IAEA Transthyretin Amyloid Cardiomyopathy Study – The I-TAC study

Heart failure (HF) with preserved ejection fraction (HFpEF) is a major public health problem with no effective therapy until recently, and substantial underdiagnosis. One of the deadliest forms of HFpEF, estimated to affect 13-18% of adults >65 years with HFpEF, is transthyretin amyloid cardiomyopathy (ATTR-CMP) with a median survival of 25-41 months. Fortunately,  recent therapeutic breakthrough— tafamidis— has improved survival, alleviated symptoms, and reduced HF hospitalizations from ATTR-CMP. However, we are unable to effectively harness the recent therapeutic breakthroughs to treat this important cause of HFpEF due to a key barrier—underdiagnosis of ATTR-CMP. The two key factors contributing to underdiagnosis as well as a delay in diagnosis of cardiac amyloidosis are (1) a lack of knowledge about amyloidosis due to its perceived rarity and (2) a lack of expertise in Tc-99m-PYP imaging. Tc-99m-PYP SPECT is a simple nuclear cardiology test that can accurately diagnose ATTR-CMP and has virtually eliminated the need for endomyocardial biopsy. Although access to Tc-99m-PYP SPECT and technical expertise exists, the practical application of PYP imaging to diagnose ATTR-CMP remains limited in many countries. Moreover, the current multisocietal diagnostic criteria were developed by physicians with amyloidosis expertise from Europe and America; whether these same criteria are valid in an ethnically and/or socio-economic diverse cohort of individuals in the rest of world, is not known. We expect this project to build expertise on high-quality Tc-99m-PYP SPECT imaging. The goal of this project is to develop sustainable global expertise to perform high quality PYP imaging to accurately diagnose ATTR-CMP.

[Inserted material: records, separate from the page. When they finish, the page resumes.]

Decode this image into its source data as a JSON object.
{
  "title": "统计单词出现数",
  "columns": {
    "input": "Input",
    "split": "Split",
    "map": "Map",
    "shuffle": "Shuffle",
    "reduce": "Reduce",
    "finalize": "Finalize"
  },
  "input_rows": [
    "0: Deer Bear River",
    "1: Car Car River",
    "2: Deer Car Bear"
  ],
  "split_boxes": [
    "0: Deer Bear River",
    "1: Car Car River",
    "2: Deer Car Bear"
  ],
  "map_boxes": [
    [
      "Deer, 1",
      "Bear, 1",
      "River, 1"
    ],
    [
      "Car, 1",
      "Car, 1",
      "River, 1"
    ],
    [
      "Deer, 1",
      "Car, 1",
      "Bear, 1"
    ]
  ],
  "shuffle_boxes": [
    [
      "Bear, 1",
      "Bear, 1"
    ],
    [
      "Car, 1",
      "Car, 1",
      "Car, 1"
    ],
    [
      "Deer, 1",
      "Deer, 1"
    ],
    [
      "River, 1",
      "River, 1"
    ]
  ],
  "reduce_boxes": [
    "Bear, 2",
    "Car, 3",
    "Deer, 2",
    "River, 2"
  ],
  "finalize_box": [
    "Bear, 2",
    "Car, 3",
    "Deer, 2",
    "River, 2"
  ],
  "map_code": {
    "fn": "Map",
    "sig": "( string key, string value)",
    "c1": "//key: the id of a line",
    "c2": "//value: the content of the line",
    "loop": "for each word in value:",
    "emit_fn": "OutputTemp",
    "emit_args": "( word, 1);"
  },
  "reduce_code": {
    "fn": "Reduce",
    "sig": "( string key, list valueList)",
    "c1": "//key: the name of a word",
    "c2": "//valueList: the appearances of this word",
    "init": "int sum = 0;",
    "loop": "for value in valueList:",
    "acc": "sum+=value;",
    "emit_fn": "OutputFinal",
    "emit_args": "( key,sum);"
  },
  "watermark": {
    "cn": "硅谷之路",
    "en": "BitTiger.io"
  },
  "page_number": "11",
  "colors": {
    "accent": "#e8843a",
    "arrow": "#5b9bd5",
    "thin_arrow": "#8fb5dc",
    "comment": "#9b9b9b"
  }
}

Rationale of the coordinated research project
Despite availability of non-invasive methods, timely diagnosis of ATTR-CMP remains challenging. The challenge of accurate and timely diagnosis of ATTR-CMP was recently highlighted in a patient-focused survey conducted by the Amyloidosis Research Consortium (ARC).33 Before a correct diagnosis was made, 57% of hereditary (h)ATTR and 39% of wild type (wt)ATTR patients received a misdiagnosis. Of those patients who were misdiagnosed, a majority (76%, wtATTR; 75%, hATTR) received treatment for the misdiagnosed condition. 43% and 26% of patients reported being treated with beta blockers and ACE inhibitors, respectively; both of these medications are poorly tolerated in ATTR and may result in worse outcomes. 44% of patients saw ≥3 physicians before receiving the correct diagnosis, and 17% saw ≥5, suggesting missed opportunities for diagnosis.33 The lack of consideration of ATTR-CMP at the time of interpretation of echo, due to misdiagnosis of left ventricular wall thickening from amyloidosis as left ventricular myocyte hypertrophy from hypertensive heart disease, particularly in African Americans, remains a critical barrier to early diagnosis. Lack of familiarity with the protocols for Tc-99m-PYP and a lack of its validation in low-to-middle-income (LMC) nations may be a major reason for underutilization of Tc-99m-PYP and underdiagnosis of ATTR-CMP in many countries.